Pitfall 8: Keyboard shortcuts stop working
Symptoms
Common shortcuts like Ctrl +C, Ctrl +V, or Ctrl +Alt +L no longer perform their expected actions.
Root Cause
Conflicts with other applications (e.g., WeChat, Sogou input method, QQ).
IDEA keymap was unintentionally changed.
Solution
Open File → Settings → Keymap and verify the selected keymap (Default or Mac OS X).
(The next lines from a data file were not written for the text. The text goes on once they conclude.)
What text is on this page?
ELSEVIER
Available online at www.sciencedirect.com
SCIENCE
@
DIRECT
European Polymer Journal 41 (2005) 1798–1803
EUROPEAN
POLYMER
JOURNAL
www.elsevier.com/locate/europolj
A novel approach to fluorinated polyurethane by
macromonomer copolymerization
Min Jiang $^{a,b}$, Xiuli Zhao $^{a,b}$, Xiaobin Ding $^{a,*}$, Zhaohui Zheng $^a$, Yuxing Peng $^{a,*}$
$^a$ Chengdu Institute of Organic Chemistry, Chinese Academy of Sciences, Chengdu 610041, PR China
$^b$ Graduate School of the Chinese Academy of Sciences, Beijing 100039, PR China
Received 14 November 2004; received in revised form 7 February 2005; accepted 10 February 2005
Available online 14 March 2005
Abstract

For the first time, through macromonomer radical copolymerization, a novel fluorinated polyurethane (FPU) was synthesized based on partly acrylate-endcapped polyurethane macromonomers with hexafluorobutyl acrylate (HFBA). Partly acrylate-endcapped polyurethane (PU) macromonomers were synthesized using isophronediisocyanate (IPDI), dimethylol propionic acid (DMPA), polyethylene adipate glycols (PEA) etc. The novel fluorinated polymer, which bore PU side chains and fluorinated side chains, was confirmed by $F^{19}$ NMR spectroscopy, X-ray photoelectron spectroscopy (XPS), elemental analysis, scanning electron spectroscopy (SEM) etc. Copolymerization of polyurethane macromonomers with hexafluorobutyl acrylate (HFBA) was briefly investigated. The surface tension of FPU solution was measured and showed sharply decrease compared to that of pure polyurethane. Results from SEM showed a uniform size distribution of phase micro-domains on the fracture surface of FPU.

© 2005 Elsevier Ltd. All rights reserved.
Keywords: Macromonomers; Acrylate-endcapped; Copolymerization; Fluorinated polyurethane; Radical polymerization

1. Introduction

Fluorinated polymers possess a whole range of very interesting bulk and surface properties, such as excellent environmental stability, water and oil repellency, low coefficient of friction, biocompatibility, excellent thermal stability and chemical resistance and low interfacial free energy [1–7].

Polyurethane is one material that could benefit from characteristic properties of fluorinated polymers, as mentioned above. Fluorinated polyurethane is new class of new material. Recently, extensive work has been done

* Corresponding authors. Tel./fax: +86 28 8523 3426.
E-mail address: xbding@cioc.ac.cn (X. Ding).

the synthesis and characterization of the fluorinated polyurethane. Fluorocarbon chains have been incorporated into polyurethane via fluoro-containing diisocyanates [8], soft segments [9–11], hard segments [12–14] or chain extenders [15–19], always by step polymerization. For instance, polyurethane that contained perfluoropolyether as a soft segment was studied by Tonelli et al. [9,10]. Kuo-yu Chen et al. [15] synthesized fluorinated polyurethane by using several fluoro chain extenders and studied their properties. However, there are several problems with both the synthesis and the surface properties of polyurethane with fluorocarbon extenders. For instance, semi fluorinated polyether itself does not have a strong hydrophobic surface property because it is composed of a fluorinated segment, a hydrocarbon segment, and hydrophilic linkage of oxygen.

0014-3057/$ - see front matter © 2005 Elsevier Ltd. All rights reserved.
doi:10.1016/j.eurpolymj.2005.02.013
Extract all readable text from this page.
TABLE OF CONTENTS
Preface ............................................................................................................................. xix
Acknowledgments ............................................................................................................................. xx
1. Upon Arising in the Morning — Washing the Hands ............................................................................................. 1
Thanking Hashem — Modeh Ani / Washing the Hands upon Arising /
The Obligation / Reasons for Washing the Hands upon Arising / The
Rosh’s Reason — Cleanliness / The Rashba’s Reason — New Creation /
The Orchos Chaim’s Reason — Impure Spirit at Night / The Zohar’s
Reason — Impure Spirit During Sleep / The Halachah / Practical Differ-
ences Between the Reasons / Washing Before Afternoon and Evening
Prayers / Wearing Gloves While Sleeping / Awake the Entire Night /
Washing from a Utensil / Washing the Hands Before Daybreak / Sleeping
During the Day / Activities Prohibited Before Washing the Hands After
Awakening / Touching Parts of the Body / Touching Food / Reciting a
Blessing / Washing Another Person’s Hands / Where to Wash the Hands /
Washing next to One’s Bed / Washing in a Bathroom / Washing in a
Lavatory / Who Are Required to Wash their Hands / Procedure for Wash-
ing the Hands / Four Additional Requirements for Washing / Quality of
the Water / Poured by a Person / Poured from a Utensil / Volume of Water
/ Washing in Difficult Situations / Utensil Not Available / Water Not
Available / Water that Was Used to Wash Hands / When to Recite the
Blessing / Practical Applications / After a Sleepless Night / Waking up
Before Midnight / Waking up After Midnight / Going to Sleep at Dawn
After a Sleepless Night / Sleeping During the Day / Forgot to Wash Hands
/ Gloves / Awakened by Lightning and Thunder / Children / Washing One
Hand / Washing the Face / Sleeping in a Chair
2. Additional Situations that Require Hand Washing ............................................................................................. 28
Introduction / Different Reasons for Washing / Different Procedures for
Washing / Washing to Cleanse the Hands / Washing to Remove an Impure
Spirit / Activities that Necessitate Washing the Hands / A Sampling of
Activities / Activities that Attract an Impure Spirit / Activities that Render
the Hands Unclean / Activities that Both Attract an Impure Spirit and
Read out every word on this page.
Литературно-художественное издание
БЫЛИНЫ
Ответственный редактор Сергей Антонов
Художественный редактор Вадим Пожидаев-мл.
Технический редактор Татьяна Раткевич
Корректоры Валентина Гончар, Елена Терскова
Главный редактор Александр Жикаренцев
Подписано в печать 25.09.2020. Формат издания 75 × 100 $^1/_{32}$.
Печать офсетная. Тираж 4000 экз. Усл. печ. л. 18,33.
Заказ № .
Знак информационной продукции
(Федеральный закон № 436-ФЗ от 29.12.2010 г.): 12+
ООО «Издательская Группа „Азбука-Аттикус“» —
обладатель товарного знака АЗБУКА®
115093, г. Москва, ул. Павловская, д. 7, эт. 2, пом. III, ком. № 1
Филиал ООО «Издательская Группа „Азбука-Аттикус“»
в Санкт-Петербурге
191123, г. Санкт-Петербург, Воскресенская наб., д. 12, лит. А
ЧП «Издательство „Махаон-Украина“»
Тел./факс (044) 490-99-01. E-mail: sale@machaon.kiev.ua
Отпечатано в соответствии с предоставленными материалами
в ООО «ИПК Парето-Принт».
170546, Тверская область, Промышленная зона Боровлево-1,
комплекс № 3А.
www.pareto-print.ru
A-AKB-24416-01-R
Use “Restore Defaults” if it was altered.
Disable or reassign conflicting shortcuts in external software.
Search for a specific shortcut in the Keymap dialog to see if it’s overridden and remove the conflict.
Pitfall 9: Unable to connect to MySQL from IDEA’s Database tool
Symptoms
Connection errors such as “The server time zone value '???' is unrecognized” or “Could not create connection to database server”.
Root Cause
MySQL 8+ requires an explicit serverTimezone parameter; IDEA’s default URL omits it.
Solution
In the Database datasource settings, open the “Advanced” tab and add:
Name: serverTimezone
Value: Asia/Shanghai // or UTCAlternatively, append the parameter to the JDBC URL, e.g.:
jdbc:mysql://localhost:3306/test?useSSL=false&serverTimezone=Asia/Shanghai&characterEncoding=utf-8Ensure the MySQL driver version matches the server (use an older driver for MySQL 5.7 if needed).
Pitfall 10: Automatic code reformatting on commit changes the whole file
Symptoms
Before committing, IDEA reformats the file, causing massive diffs even for a single line change.
Root Cause
IDEA’s “Reformat code”, “Optimize imports”, and “Rearrange code” options are enabled for commits, and team members may have different formatting rules.
Solution
Two approaches:
Standardize formatting : Add a .editorconfig file to the project root with common rules (e.g., UTF‑8, 4‑space indent). IDEA will detect and apply it. Export the IDEA code‑style settings and share them via version control.
Disable automatic reformatting : Go to File → Settings → Version Control → Commit and uncheck “Reformat code”, “Optimize imports”, and “Rearrange code”.
Conclusion
IntelliJ IDEA is a powerful IDE, but misconfigurations can quickly turn it into a hindrance. By adjusting memory settings, managing indexing, configuring plugins, fixing encoding, using proper .gitignore rules, adding Maven mirrors, aligning compiler output, resolving shortcut conflicts, setting MySQL time zones, and controlling automatic formatting, developers can keep the IDE fast, reliable, and productive.